There is the significance and mystique of wrecks like the Peter Iredale farther south on the beach side of Fort Stevens or the fabled Beeswax wreck believed to be near Neah-Kah-Nie Mountain, or the estimated 2,000 other wrecks in the infamous Graveyard of the Pacific that stretches from roughly Tillamook Bay to Vancouver Island.
Then there is the significance of old but less dramatic vessels like the abandoned fishing boats and industry vessels so common around Youngs Bay. They tell the story of the region and reveal details about the people who lived and worked here, Dewey said.

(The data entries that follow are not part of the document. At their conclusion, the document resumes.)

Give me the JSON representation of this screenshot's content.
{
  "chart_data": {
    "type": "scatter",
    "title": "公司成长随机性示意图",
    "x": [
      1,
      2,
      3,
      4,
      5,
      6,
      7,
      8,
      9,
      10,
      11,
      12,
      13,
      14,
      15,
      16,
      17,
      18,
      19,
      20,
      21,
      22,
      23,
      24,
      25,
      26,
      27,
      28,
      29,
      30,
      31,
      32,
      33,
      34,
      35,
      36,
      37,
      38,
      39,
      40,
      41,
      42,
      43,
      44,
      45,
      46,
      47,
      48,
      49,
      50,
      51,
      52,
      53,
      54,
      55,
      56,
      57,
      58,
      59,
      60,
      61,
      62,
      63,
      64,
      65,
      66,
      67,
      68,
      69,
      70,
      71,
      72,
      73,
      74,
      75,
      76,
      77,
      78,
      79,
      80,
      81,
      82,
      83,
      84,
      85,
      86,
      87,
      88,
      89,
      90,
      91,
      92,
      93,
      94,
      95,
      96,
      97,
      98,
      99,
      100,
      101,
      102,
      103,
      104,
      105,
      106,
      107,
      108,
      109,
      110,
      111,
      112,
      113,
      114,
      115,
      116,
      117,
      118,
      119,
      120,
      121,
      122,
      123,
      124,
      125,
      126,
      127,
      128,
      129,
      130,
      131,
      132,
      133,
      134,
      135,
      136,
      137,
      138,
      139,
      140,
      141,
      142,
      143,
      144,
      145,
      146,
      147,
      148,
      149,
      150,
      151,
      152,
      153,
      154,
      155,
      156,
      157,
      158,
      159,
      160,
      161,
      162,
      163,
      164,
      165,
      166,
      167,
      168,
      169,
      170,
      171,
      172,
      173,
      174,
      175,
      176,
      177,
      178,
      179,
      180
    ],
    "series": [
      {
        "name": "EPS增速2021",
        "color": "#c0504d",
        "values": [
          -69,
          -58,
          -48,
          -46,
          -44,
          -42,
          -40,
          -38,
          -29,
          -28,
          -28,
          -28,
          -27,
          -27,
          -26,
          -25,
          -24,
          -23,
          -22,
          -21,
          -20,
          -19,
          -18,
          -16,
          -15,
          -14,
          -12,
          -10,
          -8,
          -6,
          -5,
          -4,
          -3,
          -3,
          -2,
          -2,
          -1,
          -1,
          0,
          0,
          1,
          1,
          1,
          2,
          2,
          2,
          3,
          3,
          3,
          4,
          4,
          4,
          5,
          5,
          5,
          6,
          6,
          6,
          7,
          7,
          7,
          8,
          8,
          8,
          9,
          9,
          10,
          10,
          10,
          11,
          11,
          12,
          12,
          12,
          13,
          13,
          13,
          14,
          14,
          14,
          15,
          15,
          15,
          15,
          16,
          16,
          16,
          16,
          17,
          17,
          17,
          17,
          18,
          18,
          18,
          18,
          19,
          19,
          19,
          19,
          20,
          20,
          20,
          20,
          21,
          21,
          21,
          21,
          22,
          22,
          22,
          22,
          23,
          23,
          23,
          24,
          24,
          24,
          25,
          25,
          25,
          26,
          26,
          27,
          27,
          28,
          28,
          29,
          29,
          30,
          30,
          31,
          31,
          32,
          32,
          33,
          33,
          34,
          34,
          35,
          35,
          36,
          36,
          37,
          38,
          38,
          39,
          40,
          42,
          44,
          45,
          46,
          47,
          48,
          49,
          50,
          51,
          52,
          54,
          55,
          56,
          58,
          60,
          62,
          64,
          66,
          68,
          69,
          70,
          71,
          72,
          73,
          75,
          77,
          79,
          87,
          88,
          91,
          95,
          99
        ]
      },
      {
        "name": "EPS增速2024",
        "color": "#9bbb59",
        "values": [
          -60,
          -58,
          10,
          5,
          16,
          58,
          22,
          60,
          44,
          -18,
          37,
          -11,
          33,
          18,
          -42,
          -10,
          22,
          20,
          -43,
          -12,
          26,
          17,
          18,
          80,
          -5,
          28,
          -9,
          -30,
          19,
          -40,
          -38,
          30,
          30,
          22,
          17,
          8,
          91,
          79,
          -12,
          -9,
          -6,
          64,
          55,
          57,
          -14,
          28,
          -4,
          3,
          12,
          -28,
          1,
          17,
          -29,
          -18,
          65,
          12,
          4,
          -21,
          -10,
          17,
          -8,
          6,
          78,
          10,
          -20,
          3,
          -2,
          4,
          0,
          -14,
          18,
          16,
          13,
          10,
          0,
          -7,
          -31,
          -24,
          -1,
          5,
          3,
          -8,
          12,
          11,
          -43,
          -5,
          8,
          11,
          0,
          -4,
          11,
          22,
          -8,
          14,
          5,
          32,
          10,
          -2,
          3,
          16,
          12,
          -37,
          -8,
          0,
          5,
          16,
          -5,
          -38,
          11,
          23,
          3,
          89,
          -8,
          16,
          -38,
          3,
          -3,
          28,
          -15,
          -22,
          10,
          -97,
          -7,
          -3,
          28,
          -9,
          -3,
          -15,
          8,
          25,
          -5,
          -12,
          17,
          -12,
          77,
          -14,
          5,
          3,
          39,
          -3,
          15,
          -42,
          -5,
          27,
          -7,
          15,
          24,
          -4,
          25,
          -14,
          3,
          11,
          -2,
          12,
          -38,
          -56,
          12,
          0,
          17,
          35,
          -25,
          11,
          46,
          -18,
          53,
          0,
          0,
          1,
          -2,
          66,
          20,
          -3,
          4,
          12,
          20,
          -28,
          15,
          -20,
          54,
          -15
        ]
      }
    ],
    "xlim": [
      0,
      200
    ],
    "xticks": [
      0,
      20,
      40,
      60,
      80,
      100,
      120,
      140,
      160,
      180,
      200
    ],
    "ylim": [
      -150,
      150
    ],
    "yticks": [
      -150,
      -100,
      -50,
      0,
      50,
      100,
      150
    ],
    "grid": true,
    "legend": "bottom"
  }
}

But, in the meantime, the society, with its limited resources and long list of abandoned and wrecked vessels to explore, has to pick its battles.
The wooden boat in Trestle Bay has been there for years. It doesn’t seem to be going anywhere. Dewey isn’t even sure how feasible it would be to remove it from the bay.
Because of the bay’s location and the fact that the boat is sitting almost right in the middle, accessible only at low tide and without easy vehicle access, removing the boat could cost thousands and thousands of dollars, he estimates.
To even go out and begin documenting it in an official capacity means the society’s members would need a permit from state parks.
“Now, the permits are not too difficult to get normally, but since the (coronavirus) pandemic everything is slow,” Dewey said.
Slow on the state’s side of things, as well as for the society’s volunteer members who, in some cases, have had more pressing personal concerns to address throughout the pandemic than vessel wreck research.
So for now, Dewey said, the Trestle Bay boat is “kind of one of the things where, yeah, we’ll get to it someday.”
Schacher is inclined to agree with Dewey. The boat will likely stay put for now. But he hopes they will get out soon to do some basic documentation.
“The wreck has weathered considerably since I last looked at it a few years ago,” he told The Astorian. “So I’m guessing it hasn’t been exposed until recently.
“It probably will only be recognizable for a few more years before the storms and sea growth finish consuming it.”